De ce fait, la FNAB se réjouit de la proposition de loi visant à favoriser l’ancrage territorial de l’alimentation, portée par Brigitte Allain et signée par l’ensemble du groupe écologiste (qui sera examinée jeudi 14 janvier en séance publique à l’Assemblée Nationale). En effet, celle-ci prévoit de contraindre les restaurants collectifs publics (État et collectivités territoriales) à se fournir à hauteur de « 40% en produits durables (locaux, bio, de qualité) », « dont 20% de produits bio » d’ici 2020.

Toutefois, la FNAB appelle à ne pas confondre les notions de qualité et de proximité et à faire preuve de transparence vis-à-vis des consommateurs. En effet, l’introduction de produits « locaux » ou « made in France » en restauration collective publique est une première étape pour la relocalisation de l’économie agroalimentaire mais elle ne suffit pas à répondre aux enjeux de la transition agro-écologique de notre agriculture et de santé publique. En effet, quel intérêt d’acheter un aliment local s’il est produit avec de l’engrais chimique importé d’Ukraine et/ou des produits animaux nourris avec du soja OGM sud américain ?
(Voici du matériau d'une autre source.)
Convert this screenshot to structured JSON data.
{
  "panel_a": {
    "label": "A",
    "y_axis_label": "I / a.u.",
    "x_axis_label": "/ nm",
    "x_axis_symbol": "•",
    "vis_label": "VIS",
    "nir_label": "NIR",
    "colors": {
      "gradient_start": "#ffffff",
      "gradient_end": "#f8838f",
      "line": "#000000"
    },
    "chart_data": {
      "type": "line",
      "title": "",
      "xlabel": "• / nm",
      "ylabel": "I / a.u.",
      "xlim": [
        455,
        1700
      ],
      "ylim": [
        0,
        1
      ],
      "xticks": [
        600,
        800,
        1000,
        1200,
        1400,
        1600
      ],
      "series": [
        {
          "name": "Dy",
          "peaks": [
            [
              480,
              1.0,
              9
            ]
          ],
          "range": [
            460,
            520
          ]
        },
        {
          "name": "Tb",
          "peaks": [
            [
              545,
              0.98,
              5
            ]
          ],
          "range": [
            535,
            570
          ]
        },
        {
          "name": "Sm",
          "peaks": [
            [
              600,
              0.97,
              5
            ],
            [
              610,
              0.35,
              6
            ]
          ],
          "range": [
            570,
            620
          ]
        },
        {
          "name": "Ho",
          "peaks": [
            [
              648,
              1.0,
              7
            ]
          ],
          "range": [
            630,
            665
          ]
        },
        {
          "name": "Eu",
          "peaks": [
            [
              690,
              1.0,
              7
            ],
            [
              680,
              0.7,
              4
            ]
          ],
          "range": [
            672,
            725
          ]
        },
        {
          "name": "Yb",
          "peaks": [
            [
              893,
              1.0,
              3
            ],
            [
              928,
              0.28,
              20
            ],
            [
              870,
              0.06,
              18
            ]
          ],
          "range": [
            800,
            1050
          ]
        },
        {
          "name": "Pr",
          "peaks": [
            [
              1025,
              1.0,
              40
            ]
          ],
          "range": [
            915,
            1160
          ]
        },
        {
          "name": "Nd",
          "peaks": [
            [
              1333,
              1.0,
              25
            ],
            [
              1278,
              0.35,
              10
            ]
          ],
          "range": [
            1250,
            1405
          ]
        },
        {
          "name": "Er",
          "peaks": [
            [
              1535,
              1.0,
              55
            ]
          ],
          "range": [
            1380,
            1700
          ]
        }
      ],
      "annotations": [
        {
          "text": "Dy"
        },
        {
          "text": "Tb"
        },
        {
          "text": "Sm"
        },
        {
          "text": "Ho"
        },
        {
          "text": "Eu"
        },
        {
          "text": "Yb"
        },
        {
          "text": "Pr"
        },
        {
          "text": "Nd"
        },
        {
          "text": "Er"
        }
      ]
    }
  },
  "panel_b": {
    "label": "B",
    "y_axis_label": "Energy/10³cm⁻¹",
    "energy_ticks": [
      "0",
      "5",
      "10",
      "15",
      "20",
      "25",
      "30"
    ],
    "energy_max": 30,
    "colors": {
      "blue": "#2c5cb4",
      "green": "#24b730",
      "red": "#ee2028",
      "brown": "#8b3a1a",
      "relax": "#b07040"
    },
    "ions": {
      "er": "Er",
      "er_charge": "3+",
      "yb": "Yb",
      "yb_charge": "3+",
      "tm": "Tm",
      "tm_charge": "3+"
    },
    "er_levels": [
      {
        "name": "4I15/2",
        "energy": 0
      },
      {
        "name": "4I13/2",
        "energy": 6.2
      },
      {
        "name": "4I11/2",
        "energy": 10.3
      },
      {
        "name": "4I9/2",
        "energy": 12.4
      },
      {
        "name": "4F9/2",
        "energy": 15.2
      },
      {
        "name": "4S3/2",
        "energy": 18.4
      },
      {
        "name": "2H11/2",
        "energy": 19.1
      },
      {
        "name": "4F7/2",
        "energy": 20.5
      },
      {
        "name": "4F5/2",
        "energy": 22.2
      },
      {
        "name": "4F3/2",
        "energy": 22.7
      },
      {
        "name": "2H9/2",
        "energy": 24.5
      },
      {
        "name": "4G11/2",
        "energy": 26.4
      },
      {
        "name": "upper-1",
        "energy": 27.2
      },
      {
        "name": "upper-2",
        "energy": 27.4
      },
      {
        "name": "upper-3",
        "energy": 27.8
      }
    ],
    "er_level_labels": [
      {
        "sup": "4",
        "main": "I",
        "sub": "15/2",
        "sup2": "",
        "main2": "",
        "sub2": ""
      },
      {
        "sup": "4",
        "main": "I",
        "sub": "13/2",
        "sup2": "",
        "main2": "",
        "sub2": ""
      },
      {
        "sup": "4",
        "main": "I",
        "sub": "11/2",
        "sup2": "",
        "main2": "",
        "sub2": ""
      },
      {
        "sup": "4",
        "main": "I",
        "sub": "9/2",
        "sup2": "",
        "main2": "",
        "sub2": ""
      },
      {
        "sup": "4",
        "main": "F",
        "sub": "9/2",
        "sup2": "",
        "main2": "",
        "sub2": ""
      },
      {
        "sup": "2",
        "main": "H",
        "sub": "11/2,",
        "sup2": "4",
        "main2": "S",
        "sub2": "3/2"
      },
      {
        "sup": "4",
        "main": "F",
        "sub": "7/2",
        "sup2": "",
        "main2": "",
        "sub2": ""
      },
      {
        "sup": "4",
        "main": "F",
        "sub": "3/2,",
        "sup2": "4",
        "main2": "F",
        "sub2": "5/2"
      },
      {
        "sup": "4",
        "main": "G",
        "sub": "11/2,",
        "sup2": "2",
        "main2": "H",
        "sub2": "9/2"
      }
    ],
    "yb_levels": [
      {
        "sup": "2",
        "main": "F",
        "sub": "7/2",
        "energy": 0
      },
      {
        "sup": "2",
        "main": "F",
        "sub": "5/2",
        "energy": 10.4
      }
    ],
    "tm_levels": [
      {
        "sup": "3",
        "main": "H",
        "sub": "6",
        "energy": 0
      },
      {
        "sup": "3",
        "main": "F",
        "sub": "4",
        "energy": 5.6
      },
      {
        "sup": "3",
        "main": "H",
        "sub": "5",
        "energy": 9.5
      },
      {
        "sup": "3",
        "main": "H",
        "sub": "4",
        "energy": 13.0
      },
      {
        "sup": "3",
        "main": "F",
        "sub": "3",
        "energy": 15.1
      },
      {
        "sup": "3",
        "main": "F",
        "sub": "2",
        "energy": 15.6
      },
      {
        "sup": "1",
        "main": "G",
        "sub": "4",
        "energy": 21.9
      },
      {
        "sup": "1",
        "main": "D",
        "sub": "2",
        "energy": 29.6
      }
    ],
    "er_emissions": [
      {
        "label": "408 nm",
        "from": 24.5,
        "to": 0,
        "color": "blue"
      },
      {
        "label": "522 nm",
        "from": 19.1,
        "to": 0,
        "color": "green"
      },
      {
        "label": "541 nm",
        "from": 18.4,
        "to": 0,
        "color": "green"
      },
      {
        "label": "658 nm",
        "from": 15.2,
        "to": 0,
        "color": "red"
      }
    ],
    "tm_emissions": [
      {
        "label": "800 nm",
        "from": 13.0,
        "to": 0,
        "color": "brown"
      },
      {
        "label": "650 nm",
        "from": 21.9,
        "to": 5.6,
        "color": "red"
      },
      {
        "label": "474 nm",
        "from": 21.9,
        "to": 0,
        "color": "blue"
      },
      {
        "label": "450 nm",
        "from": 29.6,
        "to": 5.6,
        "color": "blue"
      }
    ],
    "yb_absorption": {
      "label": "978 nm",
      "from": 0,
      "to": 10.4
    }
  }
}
Enfin, la FNAB rappelle que la réussite de ces objectifs suppose, outre la volonté politique, d’accompagner les établissements (formations du personnel, animations pédagogiques, connaissance de l’offre bio locale, rédaction des marchés publics, etc.) et que les moyens à mettre en œuvre pour suivre les objectifs ne doivent pas être négligés (base de données des restaurants et recueil des valeurs d’achats selon une comptabilité analytique).